With his eyes closed, he lays his cards down on the blanket without discarding any, and gropes until his hand finds the deck. How many cards he takes is not clear-three or four. Keeping these palmed, he picks up the original hand and fuses it with the new one. Immediately he begins to laugh silently, bending his forehead clear to the blanket. His fist holding the cards pounds the floor. In a single motion he comes out of his cross-legged squat. A certain number of cards hit the discard pile, but only Bruce sees them. The girls are watching Bailey leap for the two-by-four above him. His shadow heaves on the wall as he chins himself furiously—three, four, five, six, ten times. Dust shifts down, so that Nola leans away, protecting her hair. Bailey goes on chinning. His biceps bulge, his chest is luxuriant with black hair, spittle comes out of the corner of his mouth, he chortles as he chins.

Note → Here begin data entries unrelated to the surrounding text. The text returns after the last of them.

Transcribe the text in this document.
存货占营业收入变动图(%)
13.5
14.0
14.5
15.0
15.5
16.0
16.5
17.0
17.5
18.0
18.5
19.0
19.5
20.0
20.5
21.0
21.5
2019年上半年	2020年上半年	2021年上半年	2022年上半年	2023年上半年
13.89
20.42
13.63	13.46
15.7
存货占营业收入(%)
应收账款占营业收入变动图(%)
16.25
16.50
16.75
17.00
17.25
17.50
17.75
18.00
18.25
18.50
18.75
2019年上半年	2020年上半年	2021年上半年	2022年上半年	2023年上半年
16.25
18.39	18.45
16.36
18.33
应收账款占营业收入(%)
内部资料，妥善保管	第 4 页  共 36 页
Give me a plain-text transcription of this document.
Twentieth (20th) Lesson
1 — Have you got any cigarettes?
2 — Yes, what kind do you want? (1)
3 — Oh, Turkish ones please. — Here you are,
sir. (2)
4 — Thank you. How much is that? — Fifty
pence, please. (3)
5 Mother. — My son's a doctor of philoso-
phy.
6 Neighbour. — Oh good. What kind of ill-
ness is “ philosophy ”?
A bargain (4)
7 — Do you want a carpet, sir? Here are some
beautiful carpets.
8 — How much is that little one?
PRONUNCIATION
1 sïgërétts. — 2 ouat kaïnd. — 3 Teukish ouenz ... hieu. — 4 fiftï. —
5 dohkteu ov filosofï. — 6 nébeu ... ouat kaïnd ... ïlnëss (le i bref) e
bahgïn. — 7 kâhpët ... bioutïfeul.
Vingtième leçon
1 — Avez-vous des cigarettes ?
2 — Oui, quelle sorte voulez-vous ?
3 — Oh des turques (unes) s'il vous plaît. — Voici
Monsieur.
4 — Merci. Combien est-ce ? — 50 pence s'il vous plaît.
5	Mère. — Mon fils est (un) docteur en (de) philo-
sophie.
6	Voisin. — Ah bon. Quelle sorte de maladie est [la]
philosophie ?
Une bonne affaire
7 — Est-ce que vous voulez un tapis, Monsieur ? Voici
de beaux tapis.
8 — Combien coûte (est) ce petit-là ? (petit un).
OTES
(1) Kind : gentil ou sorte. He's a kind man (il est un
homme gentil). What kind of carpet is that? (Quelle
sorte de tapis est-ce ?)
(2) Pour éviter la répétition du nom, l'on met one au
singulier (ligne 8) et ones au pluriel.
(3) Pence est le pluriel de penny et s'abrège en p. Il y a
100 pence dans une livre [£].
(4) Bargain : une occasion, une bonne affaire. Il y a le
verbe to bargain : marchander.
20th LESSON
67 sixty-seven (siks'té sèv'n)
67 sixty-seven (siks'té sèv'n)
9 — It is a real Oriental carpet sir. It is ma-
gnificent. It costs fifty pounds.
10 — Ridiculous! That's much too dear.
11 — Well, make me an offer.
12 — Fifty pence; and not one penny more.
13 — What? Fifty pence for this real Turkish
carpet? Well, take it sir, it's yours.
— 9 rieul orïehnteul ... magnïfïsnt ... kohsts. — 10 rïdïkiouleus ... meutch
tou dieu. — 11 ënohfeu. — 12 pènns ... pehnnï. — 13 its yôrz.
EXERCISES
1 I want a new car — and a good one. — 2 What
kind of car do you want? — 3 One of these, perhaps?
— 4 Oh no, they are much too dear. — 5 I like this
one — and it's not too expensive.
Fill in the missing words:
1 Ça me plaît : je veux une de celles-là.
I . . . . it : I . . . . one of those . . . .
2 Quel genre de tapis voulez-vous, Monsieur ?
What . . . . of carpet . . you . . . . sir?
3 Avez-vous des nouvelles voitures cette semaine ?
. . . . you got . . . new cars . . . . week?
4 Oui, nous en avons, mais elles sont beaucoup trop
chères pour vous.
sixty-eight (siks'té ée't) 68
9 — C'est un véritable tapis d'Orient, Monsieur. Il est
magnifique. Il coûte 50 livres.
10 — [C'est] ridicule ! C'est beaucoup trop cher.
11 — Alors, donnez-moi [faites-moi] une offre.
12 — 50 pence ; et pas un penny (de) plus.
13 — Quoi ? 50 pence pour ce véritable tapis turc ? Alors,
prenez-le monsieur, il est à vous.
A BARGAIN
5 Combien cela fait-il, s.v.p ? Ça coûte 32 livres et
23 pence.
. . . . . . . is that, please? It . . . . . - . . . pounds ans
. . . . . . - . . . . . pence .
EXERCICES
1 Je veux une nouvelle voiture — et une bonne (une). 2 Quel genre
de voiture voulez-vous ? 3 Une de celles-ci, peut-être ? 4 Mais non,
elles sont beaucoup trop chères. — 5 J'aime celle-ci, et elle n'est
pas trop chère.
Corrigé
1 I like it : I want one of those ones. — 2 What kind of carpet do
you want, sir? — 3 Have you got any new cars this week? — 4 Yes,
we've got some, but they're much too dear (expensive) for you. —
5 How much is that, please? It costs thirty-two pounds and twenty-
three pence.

Bruce watches, hating what he sees. Three times during the poker game Bailey has exploded into one of his spasms of energy and challenged him to an arm wrestle. Three times Bruce has waved him off. He tells himself that he can beat Bailey at practically
anything, from tennis to pitching pennies, but that truth abides in him sullenly and without satisfaction. As Bailey’s legs go up and down, as his swollen neck is hauled up to the brace for the fourteenth, fifteenth, sixteenth time, the old clammy inferiority comes on. He could not match Bailey in chinning any more than in arm wrestling. His chest is ribby and hairless, he has little of Bailey’s wadded muscle. The old cold self-knowledge of the runt suggests to him that as a lover he may not match up either. Muriel, he is sure, thinks so, and somewhere in the middle of her self-contained quiet Nola may suspect it, too. Perhaps she feels protective about him, as he feels about her. The thought makes him die a little.

And this is another element of his complexity. He no more wants to strip in front of Bailey and Muriel than he wants Nola to. He wants no comparisons. Mason, his survivor, watching from the doorway, shares his inadequacy and self-contempt. They understand, as the strong and beautiful do not, that though clothes may serve important functions of warmth, ornament, and modesty, their principal function is that of disguise.